La seule chose qui empêche le bon déroulement de ce procédé, c’est de manquer de sagesse pour le voir.

Certains peuvent trouver cela difficile à croire, mais tout arrive pour une raison, surtout en période de deuil ou de perte. Sur le moment même, il peut être très difficile de voir la bénédiction en soi, car tout ce que l’on ressent c’est de la douleur, mais c’est pendant ces périodes creuses de notre vie que nous gagnons en sagesse et permettons à la force nouvelle d’émerger.

Sans la mort, nous ne saurions apprécier la vie, et sans la tristesse, nous ne saurions apprécier l’amour.

Un quartier calme

Le quartier ouest de cette petite ville était réputé pour être très calme. Pourtant, un long et insistant miaulement se fit entendre, suivi d’un autre et d’un autre encore, plus strident, plus langoureux. Les mâles appelaient leur bien-aimée. Ce son fluctuant, tantôt rauque, tantôt aigu, évoluant en intonations tout en trémolos et vibratos, alternait entre des nuances timides et calmes et des tons beaucoup plus dynamiques et plein d’emphases, aux limites de la violence. Ce concert de chats en chaleur, auxquels les femelles répondaient en chœur avec des miaulements ressemblant aux pleurs des nouveau-nés, présageait l’arrivée imminente du printemps.

Le ciel étoilé se teintait peu à peu d’ un immense rideau bleu marine recouvrant les toits des maisons et les champs de blé, laissant place, dans les rues, à un silence feutré où seules les souris, et quelques passants pressés ainsi que de rares automobilistes, continuaient de circuler.

Dans les appartements et les petites maisons du lotissement, la plupart des familles s’affairaient à préparer le dîner tandis que les écoliers terminaient leurs devoirs.
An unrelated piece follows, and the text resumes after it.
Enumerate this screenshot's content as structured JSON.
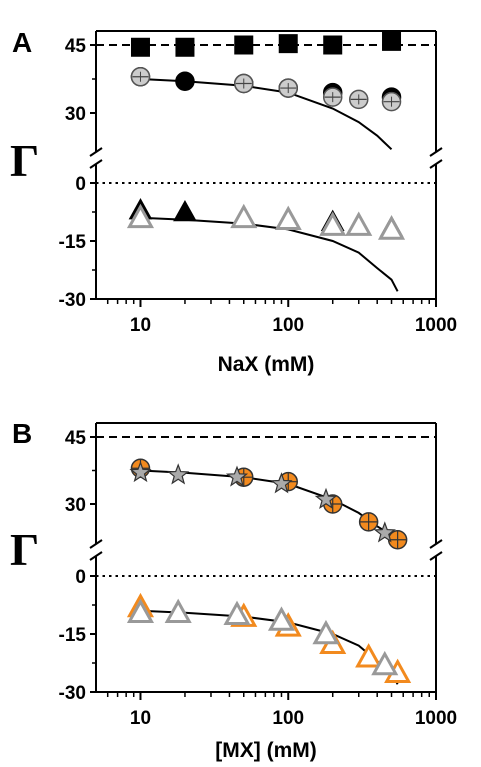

Malheureusement, dans une de ces modestes maisonnettes, un drame se jouait. Rien n’allait plus, un homme et une femme s’entre-déchiraient lors d’une terrible dispute.

Cellule de crise

Elle était effondrée, son mec venait de la rabaisser encore une fois, de la mettre plus bas que terre. Elle était persuadée qu’elle n’avait rien fait et qu’elle ne méritait pas un tel traitement. Mais Anatole était bourré, encore une fois. Ce soir, sa chimie s’était à nouveau emballée et il était d’humeur agressive. Il avait besoin de s’en prendre à quelqu’un, et comme elle était là, elle était devenue son punching-ball moral. Le problème, c’est qu’il ne se rendait même pas compte que c’était lui qui était à l’origine des hostilités. Alors qu’il passait ses nerfs sur elle, il l’accusait dans un même élan de « chercher la bagarre ». Elle était vraiment triste, se sentait seule, désemparée et elle se mit à pleurer. Cela eut malheureusement pour effet de l’énerver encore plus et il se mit à crier en lui disant que si elle continuait comme ça, il allait la quitter.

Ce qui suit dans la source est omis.